Se solo questa serie fosse stata concepita diversamente, collocata geograficamente o temporalmente altrove, probabilmente non le avrei dedicato il mio tempo. La storia non presenta eclatanti colpi di scena, infatti la sua struttura è quella propria di una qualsiasi storia di investigazioni: omicidio, indagini, identificazione colpevole. Da questo punto di vista non c’è nulla di eccezionale. Ma voglio ben sottolineare tutti gli aspetti che me l’han fatta promuovere.
Il cast scelto per "L'Alienista" è degno di una qualsiasi produzione cinematografica. Brühl, Evans e Fanning non sono attori di primo pelo e hanno carriere per lo più affermate e, nonostante, a mio avviso, le loro doti interpretative siano lasciate in qualche misura inespresse, rimane comunque una delizia seguirli durante l’evolversi della trama. Il gruppo investigativo che — probabilmente loro malgrado — si viene a formare non è esente da attriti. Ogni personaggio ha la propria storia e vari aspetti della vicenda vanno ad intrecciarsi, talora a cozzare con il vissuto di ognuno di essi. Eccetto che nel penultimo episodio le trame secondarie non prendono mai il sopravvento della scena, sono tutte delicatamente inserite e servono semmai a dare profondità ai caratteri, che diversamente correrebbero il rischio di ricalcare unicamente stereotipi dell’epoca.

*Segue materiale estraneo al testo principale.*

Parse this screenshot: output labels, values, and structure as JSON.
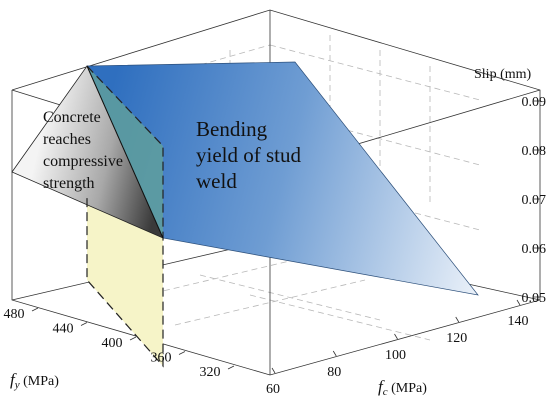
{
  "chart_data": {
    "type": "surface3d",
    "title": "",
    "axes": {
      "fc": {
        "label_symbol": "f",
        "label_sub": "c",
        "label_unit": " (MPa)",
        "ticks": [
          60,
          80,
          100,
          120,
          140
        ],
        "range": [
          60,
          140
        ]
      },
      "fy": {
        "label_symbol": "f",
        "label_sub": "y",
        "label_unit": " (MPa)",
        "ticks": [
          480,
          440,
          400,
          360,
          320
        ],
        "range": [
          320,
          480
        ]
      },
      "slip": {
        "label": "Slip (mm)",
        "ticks": [
          "0.05",
          "0.06",
          "0.07",
          "0.08",
          "0.09"
        ],
        "range": [
          0.05,
          0.09
        ]
      }
    },
    "regions": [
      {
        "name": "concrete",
        "label_lines": [
          "Concrete",
          "reaches",
          "compressive",
          "strength"
        ],
        "color": "#8a8a8a"
      },
      {
        "name": "weld",
        "label_lines": [
          "Bending",
          "yield of stud",
          "weld"
        ],
        "color": "#3576c4"
      }
    ],
    "failure_boundary_color": "#f6f4c8"
  }
}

Benché questa serie non abbia una meravigliosa fotografia — cosa che invece salva "Alias Grace" per un pelo — la produzione fa un ottimo lavoro nell’immergerci nella New York del 1890 e rotti. I costumi come anche le ambientazioni contribuiscono a dare uno spaccato della grande mela dell’epoca, aprendo una finestra sullo squallore e le misere condizioni di vita degli immigrati indigenti, sulla corruzione dilagante tra le forze dell’ordine che erano persino disposte a chiudere un occhio sui locali che facevano “lavorare” ragazzini nella prostituzione, esponendoli a qualsiasi genere di pericolo e mettendoli alla mercè di pedofili, su come le più alte classi sociali muovessero le fila persino dei tutori della legge.

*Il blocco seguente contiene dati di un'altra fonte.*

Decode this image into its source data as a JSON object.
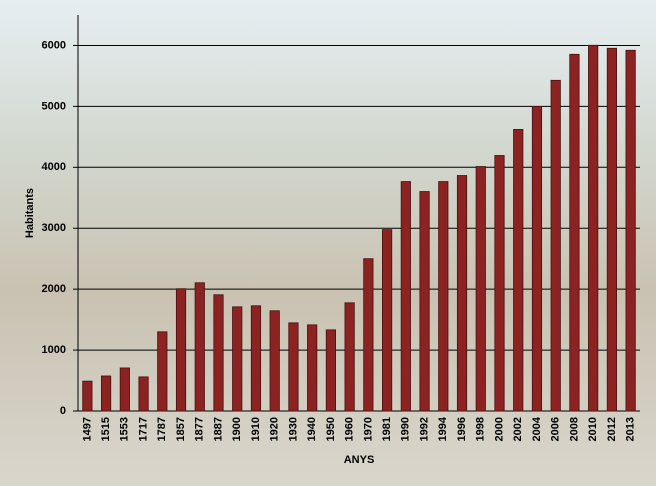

La trama, per quanto non abbia particolari guizzi creativi, getta fumo negli occhi con sapienza, come qualsiasi storia del genere dovrebbe, e tiene salda fino alla sua naturale conclusione. A differenza di "Alias Grace" la risoluzione del mistero non avviene ex-machina, ogni dettaglio viene svelato dai protagonisti con fatica e sudore. L’audience può a buon diritto sentirsi parte del gruppo investigativo, dal momento che a tentoni e da pressoché profani delle tecniche di profilazione dell’assassino i protagonisti provano a perseguire il colpevole. E se è vero che l’episodio conclusivo risponde in pieno al quesito chi? forse non dà motivazioni a sufficienza sul perché?

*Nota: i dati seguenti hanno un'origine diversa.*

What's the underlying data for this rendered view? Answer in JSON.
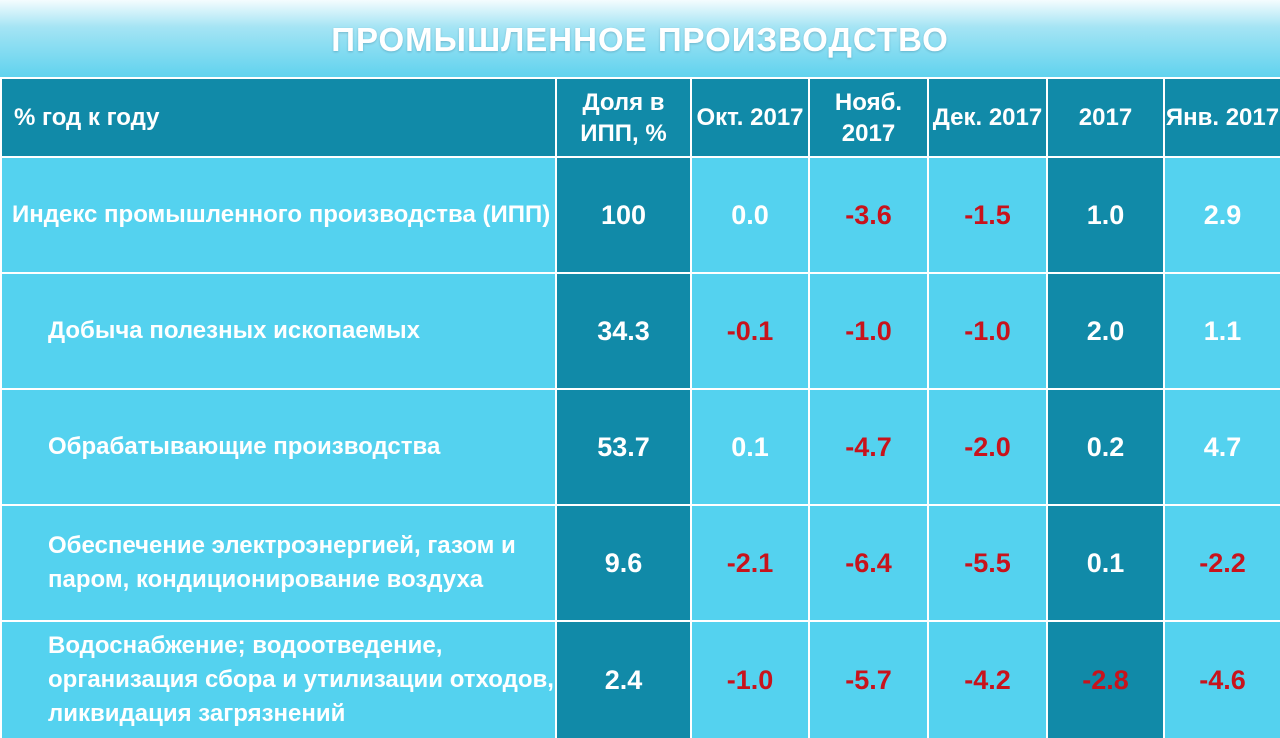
{
  "title": "ПРОМЫШЛЕННОЕ ПРОИЗВОДСТВО",
  "table": {
    "headers": [
      "% год к году",
      "Доля в ИПП, %",
      "Окт. 2017",
      "Нояб. 2017",
      "Дек. 2017",
      "2017",
      "Янв. 2017"
    ],
    "rows": [
      {
        "label": "Индекс промышленного производства (ИПП)",
        "values": [
          "100",
          "0.0",
          "-3.6",
          "-1.5",
          "1.0",
          "2.9"
        ]
      },
      {
        "label": "Добыча полезных ископаемых",
        "values": [
          "34.3",
          "-0.1",
          "-1.0",
          "-1.0",
          "2.0",
          "1.1"
        ]
      },
      {
        "label": "Обрабатывающие производства",
        "values": [
          "53.7",
          "0.1",
          "-4.7",
          "-2.0",
          "0.2",
          "4.7"
        ]
      },
      {
        "label": "Обеспечение электроэнергией, газом и паром, кондиционирование воздуха",
        "values": [
          "9.6",
          "-2.1",
          "-6.4",
          "-5.5",
          "0.1",
          "-2.2"
        ]
      },
      {
        "label": "Водоснабжение; водоотведение, организация сбора и утилизации отходов, ликвидация загрязнений",
        "values": [
          "2.4",
          "-1.0",
          "-5.7",
          "-4.2",
          "-2.8",
          "-4.6"
        ]
      }
    ]
  },
  "colors": {
    "header_bg": "#118aa8",
    "cell_bg": "#54d2ef",
    "negative_text": "#c8131c",
    "text": "#ffffff"
  }
}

In ultimo mi trovo a dover menzionare necessariamente il lavoro di design della sigla introduttiva, che visivamente, in un colpo solo, allude con la decostruzione sia al fatto che la storia è ambientata indietro nel tempo, sia all’analisi punto per punto del pensiero del killer. La musica scelta lascia presagire il tono e la tensione che puntata dopo puntata la serie sembra regalare al pubblico con successo.
“L'Alienista” è in streaming su Netflix a partire dal 19 aprile.